You own the evidence
The part that's easy to undersell: this is your database. The catalog deploys into your environment, the bfx tables are yours to query, index, retain, and report on, and the audit history accumulates as a record you control rather than telemetry that lives in someone else's console. The metadata model already maps which columns carry meaning, so wiring a control total to the right column isn't a separate modeling exercise (the same mapping discipline that makes column-level lineage work). And because the catalog is the integration point the pipelines already write to, the reconciliation evidence shows up as a byproduct of running, not as extra instrumentation you have to build, which is most of what the dev diary on integrating with the BimlCatalog is about.

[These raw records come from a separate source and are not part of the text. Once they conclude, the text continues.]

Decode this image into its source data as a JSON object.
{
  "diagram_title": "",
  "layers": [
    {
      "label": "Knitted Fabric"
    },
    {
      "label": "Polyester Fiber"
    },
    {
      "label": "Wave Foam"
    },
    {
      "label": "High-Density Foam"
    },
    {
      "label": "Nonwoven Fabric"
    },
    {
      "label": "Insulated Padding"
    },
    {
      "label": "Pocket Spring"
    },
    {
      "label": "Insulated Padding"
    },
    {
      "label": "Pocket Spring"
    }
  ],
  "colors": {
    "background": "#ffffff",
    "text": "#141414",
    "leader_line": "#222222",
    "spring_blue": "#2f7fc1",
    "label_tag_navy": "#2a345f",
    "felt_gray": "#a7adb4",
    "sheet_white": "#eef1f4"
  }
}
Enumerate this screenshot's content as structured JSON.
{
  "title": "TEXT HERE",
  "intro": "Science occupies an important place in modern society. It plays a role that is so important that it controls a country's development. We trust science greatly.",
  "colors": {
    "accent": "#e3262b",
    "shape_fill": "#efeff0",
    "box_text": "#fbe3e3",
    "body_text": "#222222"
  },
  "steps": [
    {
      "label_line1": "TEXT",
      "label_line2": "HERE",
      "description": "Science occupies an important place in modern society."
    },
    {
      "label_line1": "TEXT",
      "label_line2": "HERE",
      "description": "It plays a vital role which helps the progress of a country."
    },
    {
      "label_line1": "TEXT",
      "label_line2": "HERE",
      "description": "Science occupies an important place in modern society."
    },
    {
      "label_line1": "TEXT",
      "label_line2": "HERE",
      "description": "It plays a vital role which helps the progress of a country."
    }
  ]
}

Row counts will keep going green. That's fine; they're a coarse smoke test and they catch the gross failures. But "the same number of rows arrived" was never the claim anyone actually cared about. The claim is "the same amount of money arrived, and it matches the source." A column control total in a table you own is how you make that claim checkable, and a drifted sum is how you find out before someone else does.